My first 'Auster'. I am not quite sure what to make of it all, but that seems to be the point.

I think it is a well worked out plot with a lot of thought and care gone into the description of the old man and the people that he encounters in his room. I personally do not care much for Mr. Blank. But in all ways he seems to be an old man suffering from from dementia. He's obstinate, dis-oriented, ashamed, child-like, but also a bit of a pervert, other than that he is really a blank person, a mere character in the here and now without a past or a foreseeable future. During the story I was wondering how things were going to enfold.
Nearing the end of the book Mr. Blank seems to have gained somewhat in lucidity and I must say I found it amusing how he decides the written account of Graf should end. His pleasure in doing so was funny, for it reminds me of the way writers can be exhilarated to have finished a book precisely the way they intended it to.

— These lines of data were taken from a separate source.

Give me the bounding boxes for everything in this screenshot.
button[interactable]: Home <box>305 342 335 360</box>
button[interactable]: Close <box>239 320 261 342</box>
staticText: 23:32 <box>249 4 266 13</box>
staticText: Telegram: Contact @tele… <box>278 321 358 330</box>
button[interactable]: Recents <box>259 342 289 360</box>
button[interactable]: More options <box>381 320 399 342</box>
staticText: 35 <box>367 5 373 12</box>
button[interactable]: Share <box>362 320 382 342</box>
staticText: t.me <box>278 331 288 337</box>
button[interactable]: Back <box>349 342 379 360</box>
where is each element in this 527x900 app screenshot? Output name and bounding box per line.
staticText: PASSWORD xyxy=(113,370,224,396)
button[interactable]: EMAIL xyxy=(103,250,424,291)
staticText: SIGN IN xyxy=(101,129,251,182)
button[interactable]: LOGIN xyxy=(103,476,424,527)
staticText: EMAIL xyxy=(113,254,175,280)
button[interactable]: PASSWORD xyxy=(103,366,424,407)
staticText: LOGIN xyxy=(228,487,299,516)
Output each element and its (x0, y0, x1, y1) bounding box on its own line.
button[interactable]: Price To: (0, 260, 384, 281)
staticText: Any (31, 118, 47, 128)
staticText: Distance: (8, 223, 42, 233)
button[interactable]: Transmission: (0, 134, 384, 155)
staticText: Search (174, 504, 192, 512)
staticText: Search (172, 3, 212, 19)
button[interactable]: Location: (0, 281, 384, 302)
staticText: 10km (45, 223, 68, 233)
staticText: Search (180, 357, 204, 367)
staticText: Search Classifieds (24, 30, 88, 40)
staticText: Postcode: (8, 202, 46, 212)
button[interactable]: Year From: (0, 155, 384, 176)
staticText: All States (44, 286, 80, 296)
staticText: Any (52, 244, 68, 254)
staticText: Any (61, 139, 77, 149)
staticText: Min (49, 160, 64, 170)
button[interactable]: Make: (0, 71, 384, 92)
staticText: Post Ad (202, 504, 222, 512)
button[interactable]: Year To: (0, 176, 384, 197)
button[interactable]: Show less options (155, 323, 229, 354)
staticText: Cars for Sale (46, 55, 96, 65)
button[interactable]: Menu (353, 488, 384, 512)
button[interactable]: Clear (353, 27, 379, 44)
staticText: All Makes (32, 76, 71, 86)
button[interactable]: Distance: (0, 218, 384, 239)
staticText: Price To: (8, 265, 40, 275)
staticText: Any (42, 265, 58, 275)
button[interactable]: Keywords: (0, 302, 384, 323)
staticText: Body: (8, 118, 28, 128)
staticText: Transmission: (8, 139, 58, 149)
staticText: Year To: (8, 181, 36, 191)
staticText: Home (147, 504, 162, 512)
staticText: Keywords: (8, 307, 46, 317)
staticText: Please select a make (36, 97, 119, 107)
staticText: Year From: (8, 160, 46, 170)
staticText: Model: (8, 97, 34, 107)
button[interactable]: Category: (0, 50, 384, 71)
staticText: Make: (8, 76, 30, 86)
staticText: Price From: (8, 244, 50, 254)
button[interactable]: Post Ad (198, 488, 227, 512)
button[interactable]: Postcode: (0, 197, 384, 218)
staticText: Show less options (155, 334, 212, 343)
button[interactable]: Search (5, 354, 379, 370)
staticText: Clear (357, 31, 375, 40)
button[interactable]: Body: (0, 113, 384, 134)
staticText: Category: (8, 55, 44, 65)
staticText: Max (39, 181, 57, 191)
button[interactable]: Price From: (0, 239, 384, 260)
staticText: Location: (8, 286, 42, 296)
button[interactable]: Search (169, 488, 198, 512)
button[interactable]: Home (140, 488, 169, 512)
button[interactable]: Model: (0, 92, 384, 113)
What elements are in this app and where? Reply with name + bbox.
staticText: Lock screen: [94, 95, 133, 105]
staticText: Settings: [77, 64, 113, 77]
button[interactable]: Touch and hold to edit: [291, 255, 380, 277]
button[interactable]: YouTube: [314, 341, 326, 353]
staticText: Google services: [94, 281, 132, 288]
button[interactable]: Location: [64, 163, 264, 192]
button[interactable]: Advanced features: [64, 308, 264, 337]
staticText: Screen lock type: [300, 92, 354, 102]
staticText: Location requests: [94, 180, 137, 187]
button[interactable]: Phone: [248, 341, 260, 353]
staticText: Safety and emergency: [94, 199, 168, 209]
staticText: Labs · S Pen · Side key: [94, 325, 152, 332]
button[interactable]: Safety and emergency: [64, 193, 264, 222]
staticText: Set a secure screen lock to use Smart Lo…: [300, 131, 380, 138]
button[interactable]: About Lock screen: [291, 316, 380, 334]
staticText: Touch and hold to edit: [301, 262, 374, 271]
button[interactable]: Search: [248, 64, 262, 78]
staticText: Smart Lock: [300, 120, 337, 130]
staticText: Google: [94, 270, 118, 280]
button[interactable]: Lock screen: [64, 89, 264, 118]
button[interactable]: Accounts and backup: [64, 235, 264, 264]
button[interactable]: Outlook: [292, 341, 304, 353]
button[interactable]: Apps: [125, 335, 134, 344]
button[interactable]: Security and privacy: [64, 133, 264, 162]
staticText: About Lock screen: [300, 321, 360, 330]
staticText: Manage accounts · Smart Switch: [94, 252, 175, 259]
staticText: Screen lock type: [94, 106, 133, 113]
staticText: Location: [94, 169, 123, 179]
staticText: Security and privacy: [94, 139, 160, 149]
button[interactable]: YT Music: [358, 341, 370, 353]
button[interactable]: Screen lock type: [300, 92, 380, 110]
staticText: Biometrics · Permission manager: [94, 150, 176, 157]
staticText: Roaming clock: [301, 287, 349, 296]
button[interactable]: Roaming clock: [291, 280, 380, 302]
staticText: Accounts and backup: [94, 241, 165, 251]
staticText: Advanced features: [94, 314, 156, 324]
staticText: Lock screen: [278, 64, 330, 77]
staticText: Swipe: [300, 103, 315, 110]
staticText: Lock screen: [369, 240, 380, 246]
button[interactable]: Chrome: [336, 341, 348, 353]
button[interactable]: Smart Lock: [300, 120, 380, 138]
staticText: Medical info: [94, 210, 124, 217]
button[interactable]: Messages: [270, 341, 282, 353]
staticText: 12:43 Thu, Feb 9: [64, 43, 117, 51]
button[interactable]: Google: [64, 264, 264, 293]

The last few pages took a bit of a weird turn, when Quinn enters the story being introduced as Mr. Blanks attorney. I never saw that one coming. Nor that Mr. Blank seems to trust him and all he says, and accepts his role as 'the bad-guy'.

But a bigger surprise happens in the very last pages of the book, when Mr. Blank picks up another manuscript that was placed on the desk in his room. It is called 'Travels in the Scriptorium' written by N.R. Fanshawe. This Fanshawe was one of the illustrious names Mr. Blank has come to know: the vanished writer. Mr. Blank literally says:"That's more like it. Maybe we're finally getting somewhere, after all."
And indeed we do. The twist is a very cunning one, much to my liking. The story doesn't end here, the plot only thickens and the possibilities are endless.

From time to time this book was a bit of a bore, but never so much to stop me from reading it. Now that I have finished, I am glad I've kept on reading. Auster has delivered a clever story.